Woodrow Wilson ran the 1916 reelection campaign on the slogan: “He kept us out of the war.” But on April 2, 1917, he dragged America into the First World War. By deploying two million troops and a lot of cutting-edge military equipment, America shifted the balance of power in favor of the Entente Powers (America and its allies). The problem was that the American military assistance came with Wilsonian idealism, which led to confusion about the aims of the war—it was not clear what the Entente Powers were fighting for?
In his message to the Congress, Wilson declared that the aim of the war was "to vindicate the principles of peace and justice in the life of the world.” Could all this be achieved by fighting a world war? In his speech on January 8, 1918, Wilson outlined his doctrine of “Fourteen Points,” which was his list of principles that were to be used during the postwar negotiations. The twelfth of Wilson’s Fourteen Points assured the Arabs and the Turks (the subjects of the Ottoman Empire), “an undoubted security of life and an absolutely unmolested opportunity of autonomous development.”
The war ceased to be a simple geopolitical conflict between the Entente Powers and the Central Powers. It became a Wilsonian war for creating an ideal world where people would live in “everlasting peace.”

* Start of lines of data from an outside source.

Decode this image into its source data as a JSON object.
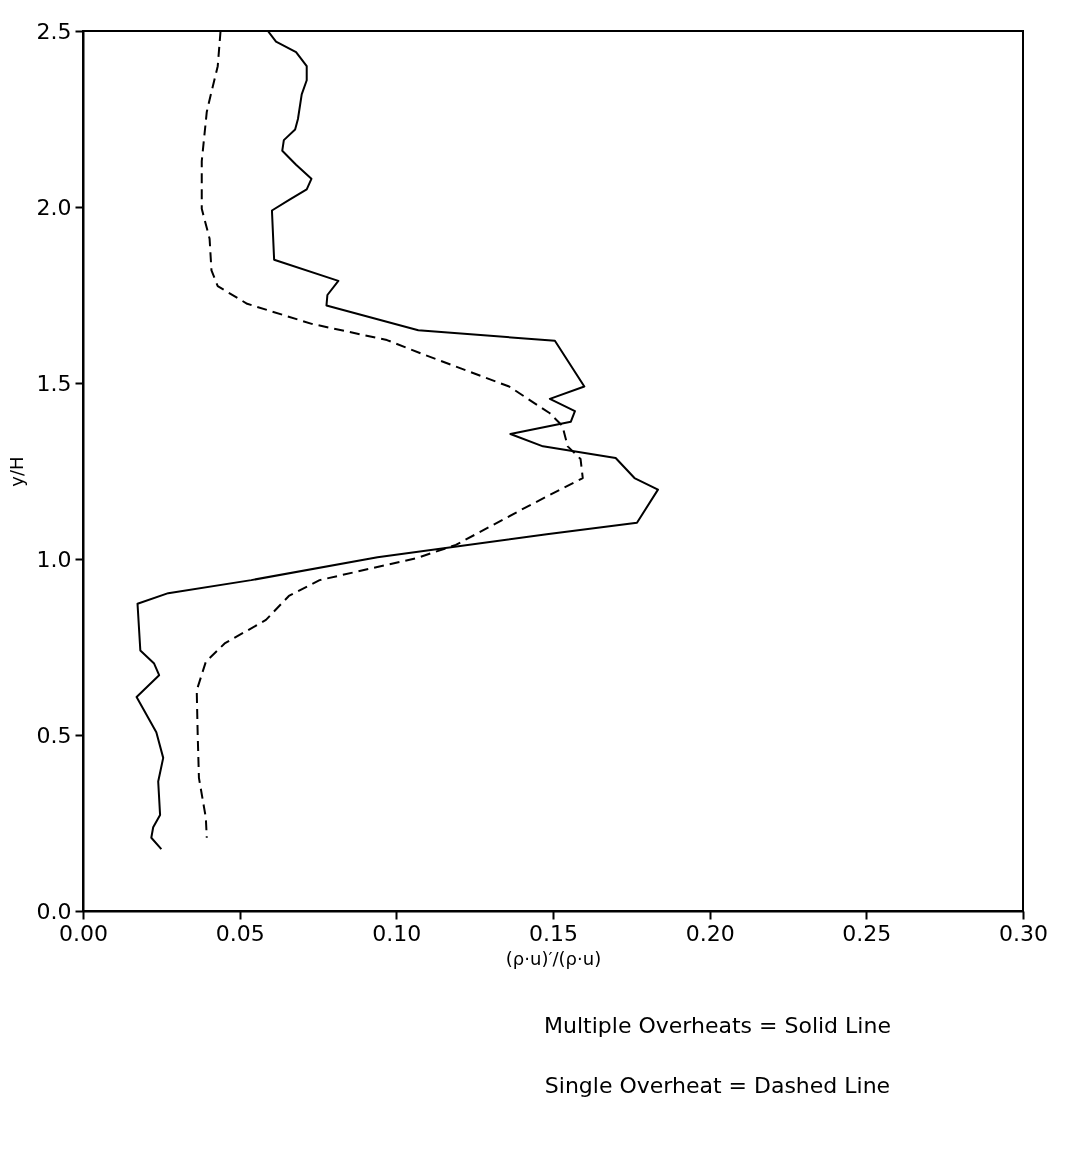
{
  "chart_data": {
    "type": "line",
    "xlabel": "(ρ·u)′/(ρ·u)",
    "ylabel": "y/H",
    "annotations": [
      "Multiple Overheats = Solid Line",
      "Single Overheat = Dashed Line"
    ],
    "xlim": [
      0,
      0.3
    ],
    "ylim": [
      0,
      2.5
    ],
    "xticks": [
      {
        "value": 0,
        "label": "0.00"
      },
      {
        "value": 0.05,
        "label": "0.05"
      },
      {
        "value": 0.1,
        "label": "0.10"
      },
      {
        "value": 0.15,
        "label": "0.15"
      },
      {
        "value": 0.2,
        "label": "0.20"
      },
      {
        "value": 0.25,
        "label": "0.25"
      },
      {
        "value": 0.3,
        "label": "0.30"
      }
    ],
    "yticks": [
      {
        "value": 0,
        "label": "0.0"
      },
      {
        "value": 0.5,
        "label": "0.5"
      },
      {
        "value": 1,
        "label": "1.0"
      },
      {
        "value": 1.5,
        "label": "1.5"
      },
      {
        "value": 2,
        "label": "2.0"
      },
      {
        "value": 2.5,
        "label": "2.5"
      }
    ],
    "grid": false,
    "marker": "none",
    "series": [
      {
        "color": "#000000",
        "line_style": "solid",
        "x": [
          0.059,
          0.0616,
          0.068,
          0.0714,
          0.0714,
          0.0698,
          0.0686,
          0.0677,
          0.0641,
          0.0636,
          0.068,
          0.0729,
          0.0714,
          0.0658,
          0.0603,
          0.061,
          0.0815,
          0.078,
          0.0777,
          0.107,
          0.1506,
          0.16,
          0.149,
          0.157,
          0.1557,
          0.1364,
          0.1468,
          0.17,
          0.176,
          0.1835,
          0.1768,
          0.148,
          0.094,
          0.0537,
          0.0272,
          0.0174,
          0.0183,
          0.0227,
          0.0243,
          0.0171,
          0.0234,
          0.0256,
          0.024,
          0.0246,
          0.0224,
          0.0218,
          0.025
        ],
        "values": [
          2.5,
          2.47,
          2.44,
          2.4,
          2.36,
          2.32,
          2.25,
          2.22,
          2.19,
          2.16,
          2.12,
          2.08,
          2.05,
          2.02,
          1.99,
          1.85,
          1.79,
          1.75,
          1.72,
          1.65,
          1.62,
          1.49,
          1.455,
          1.42,
          1.39,
          1.355,
          1.32,
          1.287,
          1.23,
          1.197,
          1.103,
          1.07,
          1.005,
          0.94,
          0.903,
          0.873,
          0.74,
          0.703,
          0.67,
          0.608,
          0.508,
          0.435,
          0.368,
          0.273,
          0.238,
          0.208,
          0.176
        ]
      },
      {
        "color": "#000000",
        "line_style": "dashed",
        "x": [
          0.0439,
          0.043,
          0.0404,
          0.0395,
          0.0379,
          0.0379,
          0.0404,
          0.041,
          0.043,
          0.0524,
          0.073,
          0.097,
          0.109,
          0.136,
          0.149,
          0.153,
          0.1547,
          0.1588,
          0.1595,
          0.1418,
          0.119,
          0.1067,
          0.0755,
          0.0657,
          0.0584,
          0.0452,
          0.0392,
          0.0363,
          0.0366,
          0.037,
          0.0392,
          0.0395
        ],
        "values": [
          2.5,
          2.4,
          2.305,
          2.27,
          2.13,
          1.995,
          1.91,
          1.82,
          1.775,
          1.725,
          1.668,
          1.622,
          1.58,
          1.49,
          1.414,
          1.378,
          1.32,
          1.284,
          1.23,
          1.149,
          1.04,
          1.003,
          0.94,
          0.895,
          0.827,
          0.76,
          0.708,
          0.627,
          0.503,
          0.378,
          0.265,
          0.208
        ]
      }
    ]
  }
}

More than anything else, it was Wilson’s idealism that hindered Tsarist Russia and Greece from achieving their original war aims. Kemal Ataturk’s Turkish faction (which had, by 1921, become the voice of all subjects of the Ottoman Empire) and Lenin’s Bolsheviks used Wilson’s Fourteen Points to crush the aspirations of not only Greece and Tsarist Russia but also Britain, France, and Italy. The Turkish negotiators and the Bolsheviks repeatedly invoked Wilson’s Fourteen Points doctrine during the postwar negotiations.